On Monday, oil prices surged, and global bond markets experienced fluctuations as renewed tensions in the Middle East stirred concerns about inflation and prompted speculation that central banks might hike interest rates. This shift in the financial landscape comes as peace negotiations between the United States and Iran have reached an impasse during the sixth week of an attempted ceasefire. Former President Donald Trump added fuel to the fire with a social media post warning Iran to act quickly, implying severe consequences if they did not.
The international oil benchmark, Brent crude, climbed by as much as 1.77% to $111.16 per barrel, marking its highest point in nearly two weeks. The spike was triggered by an attack on a nuclear power plant in the United Arab Emirates. However, prices later moderated to $110 per barrel after Iran announced it had responded to a new proposal from the U.S. aimed at resolving the conflict. Esmaeil Baqaei, a spokesperson for Iran’s foreign ministry, confirmed that discussions were ongoing through a mediator from Pakistan, though he did not disclose specific details.
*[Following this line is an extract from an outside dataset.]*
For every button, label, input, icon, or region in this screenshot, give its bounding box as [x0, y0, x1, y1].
Meanwhile, global bond markets were erratic, with the benchmark 10-year U.S. Treasury yield briefly reaching 4.631%, the highest since February 2025, before settling back to 4.599%. In the U.K., the 10-year gilt yield hit a peak of 5.19%, surpassing an 18-year high recorded on Friday, before declining to 5.15%. The volatility in U.K. government bonds is partly attributed to political uncertainty, as market participants anticipate a potential leadership challenge to Prime Minister Keir Starmer from Manchester Mayor Andy Burnham later in the year.
The bond market’s turbulence coincided with a meeting of G7 finance ministers, including U.K. Chancellor Rachel Reeves, in Paris on Monday to address the economic repercussions of the Middle Eastern conflict. Mohit Kumar, chief economist at Jefferies, noted investors’ concerns about a possible “shift to the left” in the U.K. political landscape, which could lead to increased public spending despite limited fiscal capacity. He emphasized that further tax hikes might be counterproductive.
In Japan, bond yields rose, with the 10-year yield reaching nearly a three-decade high at 2.8% on Monday, as the government prepared to issue new debt to mitigate the economic impact of the Middle Eastern turmoil. European stock markets opened lower, with the Stoxx Europe 600 index down 0.7%, while the FTSE 100 in the U.K. remained relatively stable. Asian markets also faced declines, with Japan’s Nikkei and Hong Kong’s Hang Seng index both dropping by about 1%, whereas South Korea’s Kospi index saw a slight increase of 0.3%.